Inline Skate Training Boosts Your Winter Sports Performance
Skier Skills Go Downhill in the Summer
In North America it is very tough to find opportunities to ski or ski train in the summer months. If you can get yourself to Alaska or Canada’s northern steeps and can hike up to get your vertical, well, you’re better off than most skiers. But the vast majority either are forced to take time off (perhaps to rest and recover) or they have to find a way to keep their hard won skills sharp and the body conditioned.
Inline skating helps skiers because in both sports keeping your weight forward is not just a good idea, it's necessary. And in order to turn or accelerate in both sports, getting your weight from one side of your body to the other is a necessity. If a participant in either activity has balance issues, well, you won’t be doing that activity for very long.

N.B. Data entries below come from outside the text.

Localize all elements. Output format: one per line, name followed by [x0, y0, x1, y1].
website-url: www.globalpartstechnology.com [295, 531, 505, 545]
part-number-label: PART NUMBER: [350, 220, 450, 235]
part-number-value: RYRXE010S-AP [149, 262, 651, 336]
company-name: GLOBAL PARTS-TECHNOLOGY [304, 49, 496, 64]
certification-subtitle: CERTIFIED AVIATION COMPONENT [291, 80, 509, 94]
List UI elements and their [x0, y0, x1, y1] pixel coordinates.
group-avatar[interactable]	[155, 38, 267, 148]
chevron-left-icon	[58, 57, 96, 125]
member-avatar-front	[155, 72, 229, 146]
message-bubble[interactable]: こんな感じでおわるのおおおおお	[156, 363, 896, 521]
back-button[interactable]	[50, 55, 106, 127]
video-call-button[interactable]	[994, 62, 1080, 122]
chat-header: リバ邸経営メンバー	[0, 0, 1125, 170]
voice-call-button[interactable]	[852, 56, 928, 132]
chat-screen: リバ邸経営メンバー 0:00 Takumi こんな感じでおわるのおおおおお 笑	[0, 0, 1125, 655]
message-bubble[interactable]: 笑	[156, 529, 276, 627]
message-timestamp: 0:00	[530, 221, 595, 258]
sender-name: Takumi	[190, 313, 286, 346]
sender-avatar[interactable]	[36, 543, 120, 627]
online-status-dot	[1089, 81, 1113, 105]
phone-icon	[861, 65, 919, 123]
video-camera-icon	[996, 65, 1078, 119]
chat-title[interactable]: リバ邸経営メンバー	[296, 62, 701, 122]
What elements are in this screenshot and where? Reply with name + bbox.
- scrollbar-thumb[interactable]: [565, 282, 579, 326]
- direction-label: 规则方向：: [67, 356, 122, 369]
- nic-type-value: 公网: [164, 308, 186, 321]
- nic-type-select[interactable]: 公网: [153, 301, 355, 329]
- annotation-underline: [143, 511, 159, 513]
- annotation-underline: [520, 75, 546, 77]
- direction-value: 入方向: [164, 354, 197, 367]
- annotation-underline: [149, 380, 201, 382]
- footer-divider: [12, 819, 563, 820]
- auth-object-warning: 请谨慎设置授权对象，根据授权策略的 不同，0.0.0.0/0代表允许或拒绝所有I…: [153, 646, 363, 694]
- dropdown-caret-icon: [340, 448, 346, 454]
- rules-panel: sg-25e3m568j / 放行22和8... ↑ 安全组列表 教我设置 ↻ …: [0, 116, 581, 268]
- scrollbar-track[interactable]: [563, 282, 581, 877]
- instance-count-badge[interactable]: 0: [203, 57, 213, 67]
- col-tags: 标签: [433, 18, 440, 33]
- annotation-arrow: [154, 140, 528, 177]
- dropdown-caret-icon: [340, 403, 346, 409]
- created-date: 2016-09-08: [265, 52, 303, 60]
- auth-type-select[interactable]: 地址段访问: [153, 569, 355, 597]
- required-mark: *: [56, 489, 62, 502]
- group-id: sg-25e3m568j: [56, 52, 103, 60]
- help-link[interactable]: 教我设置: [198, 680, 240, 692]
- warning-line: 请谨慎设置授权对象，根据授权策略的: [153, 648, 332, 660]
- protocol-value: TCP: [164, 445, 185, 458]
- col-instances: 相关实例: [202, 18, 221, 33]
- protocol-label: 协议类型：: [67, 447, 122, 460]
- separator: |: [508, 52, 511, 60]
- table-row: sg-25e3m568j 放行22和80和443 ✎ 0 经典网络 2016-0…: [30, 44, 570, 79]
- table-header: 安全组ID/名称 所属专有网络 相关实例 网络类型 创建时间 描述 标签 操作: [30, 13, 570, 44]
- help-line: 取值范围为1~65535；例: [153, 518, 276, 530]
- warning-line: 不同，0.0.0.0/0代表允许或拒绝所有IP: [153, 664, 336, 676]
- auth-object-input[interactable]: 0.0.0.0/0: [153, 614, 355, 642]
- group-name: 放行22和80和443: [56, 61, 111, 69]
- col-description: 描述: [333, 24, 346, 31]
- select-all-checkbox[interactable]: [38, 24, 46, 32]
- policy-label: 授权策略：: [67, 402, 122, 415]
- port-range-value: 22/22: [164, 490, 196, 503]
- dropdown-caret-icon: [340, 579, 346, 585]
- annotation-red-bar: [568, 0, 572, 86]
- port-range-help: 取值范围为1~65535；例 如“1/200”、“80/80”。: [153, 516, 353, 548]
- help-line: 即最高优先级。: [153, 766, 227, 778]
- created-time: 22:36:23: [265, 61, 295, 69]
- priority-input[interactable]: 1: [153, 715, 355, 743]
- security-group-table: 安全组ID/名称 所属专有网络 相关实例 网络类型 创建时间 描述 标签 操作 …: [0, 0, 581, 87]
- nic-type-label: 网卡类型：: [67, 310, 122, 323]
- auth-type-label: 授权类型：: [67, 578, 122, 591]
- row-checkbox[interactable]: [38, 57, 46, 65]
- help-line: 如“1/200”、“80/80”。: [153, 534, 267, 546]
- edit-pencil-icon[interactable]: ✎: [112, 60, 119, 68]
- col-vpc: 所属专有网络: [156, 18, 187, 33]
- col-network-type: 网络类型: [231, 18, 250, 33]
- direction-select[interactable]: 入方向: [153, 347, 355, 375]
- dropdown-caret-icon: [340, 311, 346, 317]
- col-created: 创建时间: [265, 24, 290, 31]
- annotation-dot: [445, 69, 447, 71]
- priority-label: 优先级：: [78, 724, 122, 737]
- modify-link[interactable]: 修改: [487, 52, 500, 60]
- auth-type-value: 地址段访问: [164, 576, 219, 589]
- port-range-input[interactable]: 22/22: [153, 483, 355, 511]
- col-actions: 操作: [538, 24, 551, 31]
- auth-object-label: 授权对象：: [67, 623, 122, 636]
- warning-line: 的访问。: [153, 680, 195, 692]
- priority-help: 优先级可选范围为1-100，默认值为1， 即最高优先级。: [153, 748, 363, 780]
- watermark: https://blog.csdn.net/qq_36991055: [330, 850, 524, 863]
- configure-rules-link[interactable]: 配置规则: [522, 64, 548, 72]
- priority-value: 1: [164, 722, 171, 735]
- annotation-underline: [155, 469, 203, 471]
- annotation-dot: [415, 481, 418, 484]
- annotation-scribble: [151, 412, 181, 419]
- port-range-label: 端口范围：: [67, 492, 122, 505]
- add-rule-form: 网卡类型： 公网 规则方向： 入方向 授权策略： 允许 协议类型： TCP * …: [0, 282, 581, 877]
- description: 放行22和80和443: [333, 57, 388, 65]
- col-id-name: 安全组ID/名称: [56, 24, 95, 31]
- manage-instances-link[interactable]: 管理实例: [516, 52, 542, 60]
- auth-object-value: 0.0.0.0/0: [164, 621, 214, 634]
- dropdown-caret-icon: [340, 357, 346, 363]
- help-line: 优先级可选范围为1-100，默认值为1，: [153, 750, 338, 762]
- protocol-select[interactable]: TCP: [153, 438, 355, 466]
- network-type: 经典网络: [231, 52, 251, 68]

Physically, the legs and core are key in both sports. Rollerblading actively engages the entire lower body and the core is fired up particularly when accelerating. Moreover, If you’ve spent the entire summer sitting at the beach sipping frosty beverages, there is a good chance your first few days on skis will bring aches, pains, and regrets you didn’t rollerblade all summer long.
Check out Rollerblades Skate-to-Ski program HERE
Picture Courtesy of Rollerblade
Hockey Players Love Inline
The sport of hockey has embraced inline skating like crazy. Since ice time is so expensive and very hard to find in warm weather, inline skating is a great alternative. The founders of Rollerblade Inc. were hockey enthusiasts who needed off season work. The legacy of their company testifies to the enduring benefit of inline skate usage in the warmer months.
How do rollerblades enhance hockey training? For the newbie hockey enthusiast the stopping and turning methods are different, but inline skates will help build confidence on skates and leg strength. The process of straight ahead movement and acceleration are very similar for athletes in both sports. Controlling your movement on one leg is common to both.
The amateur hockey player also benefits from stick handling while on rollerblades. To be sure, wielding a stick and bashing pucks on an empty parking lot might appear, well, atypical, it will pay dividends once the season starts. Even if you aren’t into ice hockey all that much, this sort of practice will make you good and dangerous if you try out inline hockey.
While probably not for a beginner on rollerblades, inline (roller) hockey is growing in many locations. Leagues for those new to roller hockey all the way up to professionals and leagues for masters (a touch older) and women exist. Coed leagues make for an interesting date night and they can be found too.
Bottom line: you can prepare for your winter sports and have fun at the same time. Just get on inline skates!